Here at BHIS, we generally use Nessus for our scans. A quick skim through the Nessus propaganda gives you some idea of why – Tenable (the company behind Nessus) claims that over 24,000 organizations around the world use Nessus, and I believe them. When we launch scans, we do so with a finely-tuned policy based on the PCI standard scan, the same one used by thousands upon thousands of others – they’re called PCI standards for a reason. What does this mean for you? It means you’re not going to have anything weird slamming your network. No DoS attacks, no bruteforcing passwords, and so on. We like to get creative in our tests, but an automated vulnerability scan is not the place to do it. Creativity is for humans. Sorry, robots.
I asked the testers at BHIS for their most out-there Nessus stories, and got very little despite decades of cumulative experience regularly running these scans. The short of it is that anything that Nessus breaks must be so fragile that you should reconsider it being on your production network at all.
Here’s what John has to say, after hundreds of tests over many years:
Testers, please share a list of any system/service that crashed in a test.
I will start.
1. Killed a switch in 2003.
2. Submitted emails… Lots of emails to some open contact email page. This has happened on a number of different customers. It is also not specific to Nessus, but to any web scanner/crawler.
3. Um… Ahh… Might be getting old…..
I did hear a couple of stories along the lines of, “Well, we hit the customer with a scan and they had their monitoring set up to alert on so many things that the SOC lit up like the 4th of July and the alert traffic brought down their network.” That’s certainly bad, but also… if your IDS is set that aggressively, I mostly feel bad for the analysts who have to sift through all that noise. This is a vulnerability in itself, and a good one to know about!
Other than that, everything we know is hearsay. I’ve heard legends of printers spewing page after page with cryptic packets printed on them (rumors that anyone who reads the pages in their entirety gains eldritch networking powers are entirely unfounded), or of SCADA systems crashing, but nobody at BHIS has seen this firsthand. The closest we got was David Fletcher, who told a story of HID physical access controllers on a production network which stopped responding to the connected card readers after being scanned and needed to be rebooted. It turned out, though, that these same controllers had default hard-coded credentials which couldn’t be changed and cached the last read from each connected card reader on their web interface, which allowed anyone to impersonate anyone else by just grabbing these cached scans.

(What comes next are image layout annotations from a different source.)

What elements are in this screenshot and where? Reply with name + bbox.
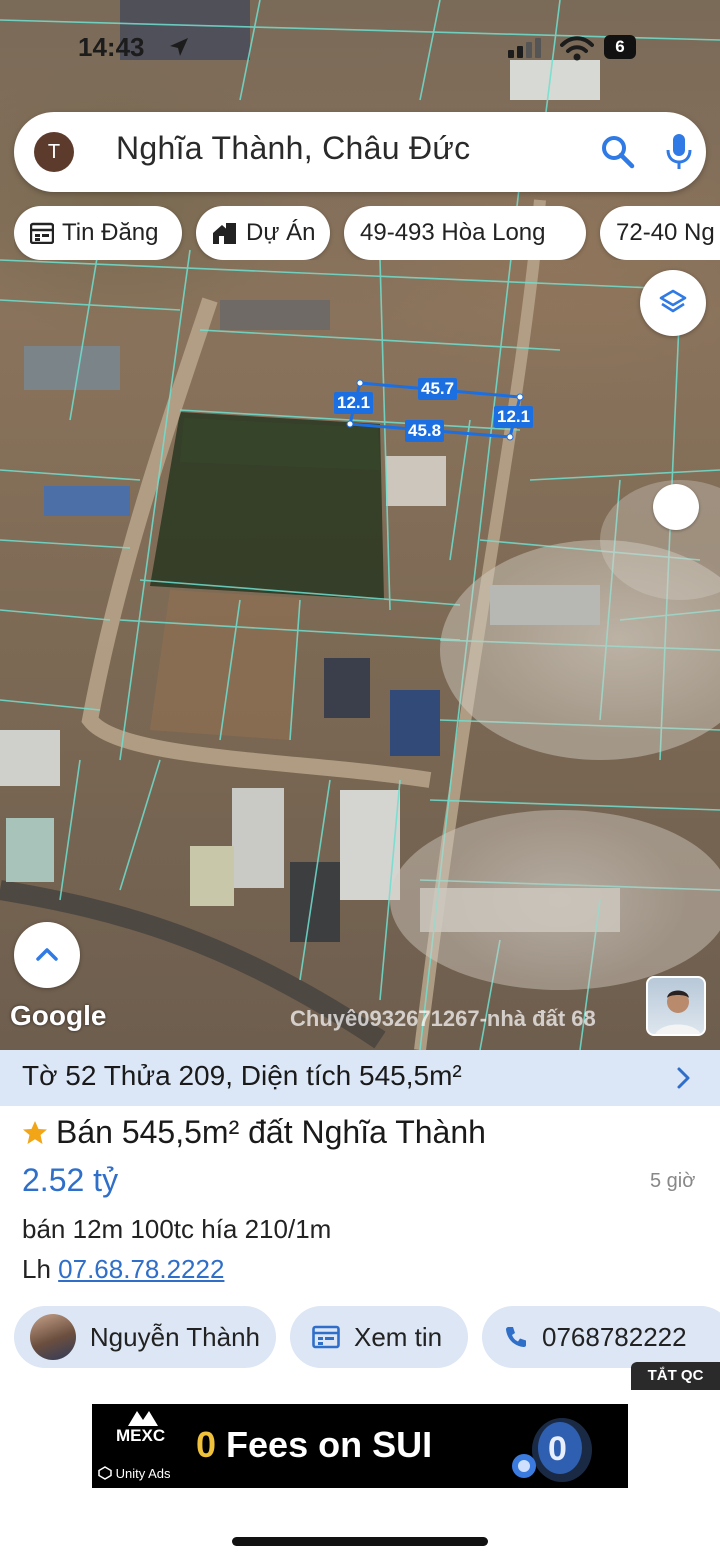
action-buttons: Nguyễn Thành Xem tin 0768782222 — [0, 1306, 720, 1368]
unity-icon — [98, 1466, 112, 1480]
map-view[interactable]: 45.7 45.8 12.1 12.1 14:43 6 T Nghĩa Thàn… — [0, 0, 720, 1050]
view-listing-button[interactable]: Xem tin — [290, 1306, 468, 1368]
agent-thumbnail[interactable] — [646, 976, 706, 1036]
chip-du-an[interactable]: Dự Án — [196, 206, 330, 260]
star-icon — [23, 1120, 47, 1144]
agent-name: Nguyễn Thành — [89, 1321, 260, 1352]
measure-label-right: 12.1 — [494, 406, 534, 428]
listing-title-text: Bán 545,5m² đất Nghĩa Thành — [56, 1114, 486, 1150]
agent-avatar — [30, 1314, 76, 1360]
listing-contact: Lh 07.68.78.2222 — [22, 1254, 225, 1284]
layers-icon — [659, 289, 687, 313]
wifi-icon — [560, 36, 594, 61]
chip-label: 49-493 Hòa Long — [360, 219, 546, 246]
map-watermark: Chuyê0932671267-nhà đất 68 — [290, 1006, 596, 1031]
call-button[interactable]: 0768782222 — [482, 1306, 720, 1368]
chip-label: 72-40 Ng — [616, 219, 715, 246]
listing-price: 2.52 tỷ — [22, 1162, 119, 1198]
building-icon — [213, 223, 236, 244]
layers-button[interactable] — [640, 270, 706, 336]
expand-up-button[interactable] — [14, 922, 80, 988]
calendar-icon — [312, 1325, 340, 1349]
person-photo-icon — [655, 990, 701, 1034]
google-logo: Google — [10, 1000, 107, 1031]
listing-time-ago: 5 giờ — [650, 1170, 696, 1192]
home-indicator — [232, 1537, 488, 1546]
search-bar[interactable]: T Nghĩa Thành, Châu Đức — [14, 112, 706, 192]
measure-label-bottom: 45.8 — [405, 420, 445, 442]
ad-banner[interactable]: MEXC Unity Ads 0 Fees on SUI 0 — [92, 1404, 628, 1488]
ad-coin-graphic: 0 — [512, 1418, 592, 1482]
chevron-right-icon[interactable] — [676, 1066, 692, 1090]
filter-chips: Tin Đăng Dự Án 49-493 Hòa Long 72-40 Ng — [14, 206, 720, 260]
parcel-info-text: Tờ 52 Thửa 209, Diện tích 545,5m² — [22, 1060, 462, 1091]
call-number: 0768782222 — [542, 1321, 687, 1352]
status-bar: 14:43 6 — [0, 30, 720, 70]
listing-title[interactable]: Bán 545,5m² đất Nghĩa Thành — [22, 1114, 486, 1151]
ad-headline: 0 Fees on SUI — [196, 1424, 433, 1465]
listing-description: bán 12m 100tc hía 210/1m — [22, 1214, 332, 1244]
turn-off-ads-button[interactable]: TẮT QC — [631, 1362, 720, 1390]
search-icon[interactable] — [600, 134, 636, 170]
ad-network: Unity Ads — [98, 1466, 171, 1481]
svg-text:0: 0 — [548, 1430, 567, 1468]
chip-tin-dang[interactable]: Tin Đăng — [14, 206, 182, 260]
phone-icon — [506, 1327, 526, 1347]
chip-label: Tin Đăng — [62, 219, 159, 246]
map-handle-button[interactable] — [653, 484, 699, 530]
chip-parcel-72-40[interactable]: 72-40 Ng — [600, 206, 720, 260]
microphone-icon[interactable] — [664, 132, 694, 172]
location-arrow-icon — [170, 38, 188, 56]
chevron-up-icon — [36, 948, 58, 961]
ad-brand: MEXC — [116, 1426, 166, 1445]
measure-label-left: 12.1 — [334, 392, 374, 414]
view-listing-label: Xem tin — [354, 1321, 443, 1352]
mexc-logo-icon — [128, 1411, 158, 1426]
signal-icon — [508, 38, 541, 58]
measure-label-top: 45.7 — [418, 378, 458, 400]
chip-label: Dự Án — [246, 219, 316, 246]
chip-parcel-hoa-long[interactable]: 49-493 Hòa Long — [344, 206, 586, 260]
search-query[interactable]: Nghĩa Thành, Châu Đức — [116, 130, 470, 167]
parcel-info-bar[interactable]: Tờ 52 Thửa 209, Diện tích 545,5m² — [0, 1050, 720, 1106]
account-avatar[interactable]: T — [34, 132, 74, 172]
agent-profile-button[interactable]: Nguyễn Thành — [14, 1306, 276, 1368]
status-time: 14:43 — [78, 32, 145, 62]
contact-phone-link[interactable]: 07.68.78.2222 — [58, 1254, 224, 1284]
battery-indicator: 6 — [604, 35, 636, 59]
calendar-icon — [30, 222, 54, 244]
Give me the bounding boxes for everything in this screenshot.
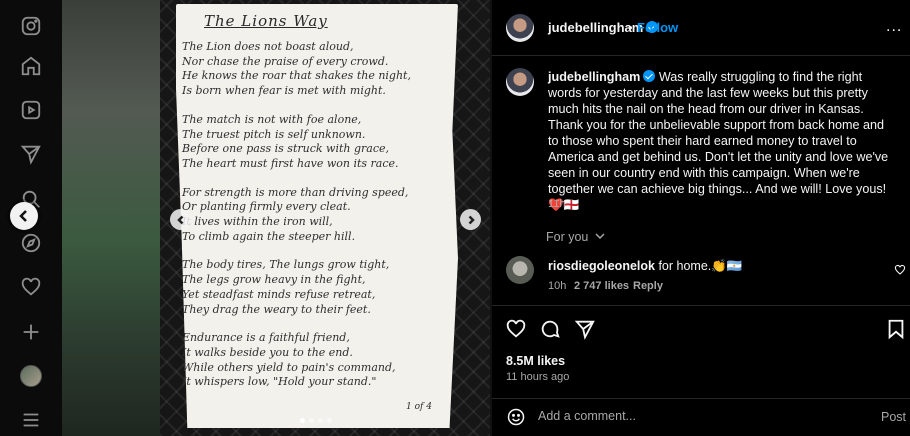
like-icon[interactable] <box>505 318 527 340</box>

These are the sorts of issues we see – if Nessus breaks it, it’s a good sign that something is very, very wrong. We tune our Nessus scan policy to avoid these issues (ignoring printers, skipping SCADA systems), and I want to underscore that despite decades of combined experience running these scans, here at BHIS we very rarely see anything break because of a scan.
At the end of the day, BHIS is here to help you secure the mountain that is your organization, and the map generated by Nessus is a great help to us (and you!) in doing so. We can work without it, but we’ll be climbing blind, and a lot slower because of it. If you have any concerns about scanning your network, just chat with your tester about it – we’ve seen a lot, and it’s our job to guide you through your test, whether it’s your first or your hundredth.